Khubaib mengajarkan kepadanya bahwa kehidupan sejati adalah memegang teguh akidah yang diyakininya sampai maut datang menjemput.

Khubaib mengajarkan kepadanya bahwa iman yang terpancang kuat bisa melakukan keajaiban-keajaiban dan membuat mukjizat-mukjizat.

Khubaib juga mengajarkan perkara lainnya, yaitu seorang laki-laki yang dicintai sedemikian rupa oleh para sahabatnya dengan kecintaan seperti itu adalah seorang nabi yang didukung dari langit.

Pada saat itulah Allah Ta’ala melapangkan dada Sa’id bin Amir untuk menerima Islam, maka dia berdiri di hadapan kumpulan manusia, mengumumkan bahwa dirinya berlepas diri dari dosa-dosa dan kejahatan-kejahatan orang Quraisy, meninggalkan berhala-berhala dan patung-patung yang disembah kaum Quraisy, dan bahwa dia telah masuk ke dalam agama Allah.

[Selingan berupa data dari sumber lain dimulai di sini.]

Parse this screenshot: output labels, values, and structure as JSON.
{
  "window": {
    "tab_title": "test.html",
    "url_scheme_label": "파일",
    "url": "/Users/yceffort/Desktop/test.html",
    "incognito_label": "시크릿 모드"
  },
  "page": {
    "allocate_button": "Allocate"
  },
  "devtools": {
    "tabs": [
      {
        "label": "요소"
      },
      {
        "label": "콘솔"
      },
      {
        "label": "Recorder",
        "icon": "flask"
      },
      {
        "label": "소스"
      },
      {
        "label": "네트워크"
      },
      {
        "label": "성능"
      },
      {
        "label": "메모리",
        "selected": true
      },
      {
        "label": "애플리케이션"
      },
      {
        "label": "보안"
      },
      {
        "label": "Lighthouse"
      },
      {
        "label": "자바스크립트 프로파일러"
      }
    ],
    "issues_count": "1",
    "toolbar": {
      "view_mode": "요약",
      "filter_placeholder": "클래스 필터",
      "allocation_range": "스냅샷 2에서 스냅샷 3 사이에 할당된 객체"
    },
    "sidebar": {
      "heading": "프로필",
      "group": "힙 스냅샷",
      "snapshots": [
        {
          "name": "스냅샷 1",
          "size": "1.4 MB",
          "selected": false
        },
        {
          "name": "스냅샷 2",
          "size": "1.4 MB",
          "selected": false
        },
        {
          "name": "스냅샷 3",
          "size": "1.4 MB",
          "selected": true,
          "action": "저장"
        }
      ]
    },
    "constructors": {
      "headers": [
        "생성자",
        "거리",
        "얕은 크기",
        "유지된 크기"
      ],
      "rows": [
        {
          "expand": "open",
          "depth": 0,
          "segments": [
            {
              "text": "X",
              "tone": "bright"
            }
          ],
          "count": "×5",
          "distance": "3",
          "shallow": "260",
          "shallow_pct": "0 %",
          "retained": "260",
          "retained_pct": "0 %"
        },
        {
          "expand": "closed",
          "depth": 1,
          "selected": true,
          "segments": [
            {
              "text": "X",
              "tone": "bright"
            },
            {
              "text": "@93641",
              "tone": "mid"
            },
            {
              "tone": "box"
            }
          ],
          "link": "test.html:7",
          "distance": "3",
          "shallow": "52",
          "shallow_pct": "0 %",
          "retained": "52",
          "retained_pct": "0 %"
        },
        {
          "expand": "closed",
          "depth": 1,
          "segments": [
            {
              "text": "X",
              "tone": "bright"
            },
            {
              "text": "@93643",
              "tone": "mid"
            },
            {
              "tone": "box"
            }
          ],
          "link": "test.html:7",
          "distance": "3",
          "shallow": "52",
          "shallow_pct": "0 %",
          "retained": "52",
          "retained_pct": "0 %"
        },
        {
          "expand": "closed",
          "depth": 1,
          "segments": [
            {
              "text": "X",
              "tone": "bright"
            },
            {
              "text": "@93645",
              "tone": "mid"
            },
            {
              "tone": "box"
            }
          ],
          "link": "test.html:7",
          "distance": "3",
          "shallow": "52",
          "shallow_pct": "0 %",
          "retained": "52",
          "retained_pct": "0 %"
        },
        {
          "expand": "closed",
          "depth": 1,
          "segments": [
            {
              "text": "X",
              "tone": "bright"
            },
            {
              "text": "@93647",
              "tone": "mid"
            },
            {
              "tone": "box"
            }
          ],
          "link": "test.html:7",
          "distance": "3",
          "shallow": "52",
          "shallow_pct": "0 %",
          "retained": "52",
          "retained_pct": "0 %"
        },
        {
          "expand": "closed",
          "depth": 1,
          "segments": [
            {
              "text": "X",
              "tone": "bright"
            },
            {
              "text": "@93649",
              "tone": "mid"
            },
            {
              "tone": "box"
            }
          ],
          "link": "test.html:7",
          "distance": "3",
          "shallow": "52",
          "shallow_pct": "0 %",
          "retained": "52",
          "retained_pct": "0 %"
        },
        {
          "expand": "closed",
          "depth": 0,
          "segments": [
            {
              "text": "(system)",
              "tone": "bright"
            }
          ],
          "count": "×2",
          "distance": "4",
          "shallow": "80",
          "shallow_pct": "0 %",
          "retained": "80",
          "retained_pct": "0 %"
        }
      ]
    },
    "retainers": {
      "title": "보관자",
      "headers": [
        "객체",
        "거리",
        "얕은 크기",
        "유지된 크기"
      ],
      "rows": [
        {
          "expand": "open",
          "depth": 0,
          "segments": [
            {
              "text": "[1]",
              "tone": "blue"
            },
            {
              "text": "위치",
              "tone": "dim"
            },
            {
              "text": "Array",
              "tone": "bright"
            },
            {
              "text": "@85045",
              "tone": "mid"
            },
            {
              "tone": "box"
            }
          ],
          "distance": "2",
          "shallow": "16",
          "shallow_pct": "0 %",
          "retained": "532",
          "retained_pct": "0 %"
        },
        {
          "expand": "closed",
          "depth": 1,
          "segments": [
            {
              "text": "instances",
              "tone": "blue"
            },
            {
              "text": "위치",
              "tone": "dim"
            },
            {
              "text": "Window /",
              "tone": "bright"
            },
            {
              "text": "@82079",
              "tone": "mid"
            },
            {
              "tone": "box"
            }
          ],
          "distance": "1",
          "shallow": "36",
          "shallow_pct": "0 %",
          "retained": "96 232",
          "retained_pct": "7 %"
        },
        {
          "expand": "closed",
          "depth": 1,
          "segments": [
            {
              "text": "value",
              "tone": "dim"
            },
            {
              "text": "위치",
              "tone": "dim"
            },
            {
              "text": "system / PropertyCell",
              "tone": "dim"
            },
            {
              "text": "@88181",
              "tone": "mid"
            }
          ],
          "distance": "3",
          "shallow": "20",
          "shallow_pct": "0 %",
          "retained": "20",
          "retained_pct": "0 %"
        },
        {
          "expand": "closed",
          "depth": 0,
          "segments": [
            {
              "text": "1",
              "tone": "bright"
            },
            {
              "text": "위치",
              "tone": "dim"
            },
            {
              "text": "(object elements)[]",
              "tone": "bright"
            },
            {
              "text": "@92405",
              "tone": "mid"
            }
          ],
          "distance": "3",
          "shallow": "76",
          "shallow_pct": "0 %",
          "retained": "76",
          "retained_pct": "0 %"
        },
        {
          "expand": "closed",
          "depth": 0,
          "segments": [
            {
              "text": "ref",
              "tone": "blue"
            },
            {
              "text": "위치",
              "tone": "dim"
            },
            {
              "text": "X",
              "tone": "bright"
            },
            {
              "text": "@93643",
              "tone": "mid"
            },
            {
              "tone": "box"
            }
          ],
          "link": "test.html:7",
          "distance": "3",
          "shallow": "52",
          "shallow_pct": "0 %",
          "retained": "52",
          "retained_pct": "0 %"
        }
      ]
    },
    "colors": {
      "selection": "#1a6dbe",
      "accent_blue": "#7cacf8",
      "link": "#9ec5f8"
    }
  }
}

Sa’id bin Amir radhiallahu ‘anhu berhijrah ke Madinah, menyertai Rasulullah shallallahu ‘alaihi wa sallam dan ikut bersama beliau dalam perang Khaibar dan perang-perang lain sesudahnya.

Sumber:
Shuwar min Hayatish Shahabah, edisi terjemahan Jejak Perjuangan & Keteladanan Sahabat Sahabat Nabi shallallahu ‘alaihi wa sallam: Kisah Inspiratif Bertabur Hikmah dari Generasi Terbaik Umat Islam, Dr. Abdurrahman Ra’fat Al-Basya, Darul Haq, Jakarta, cetakan 1 Rabiuts Tsani 1440.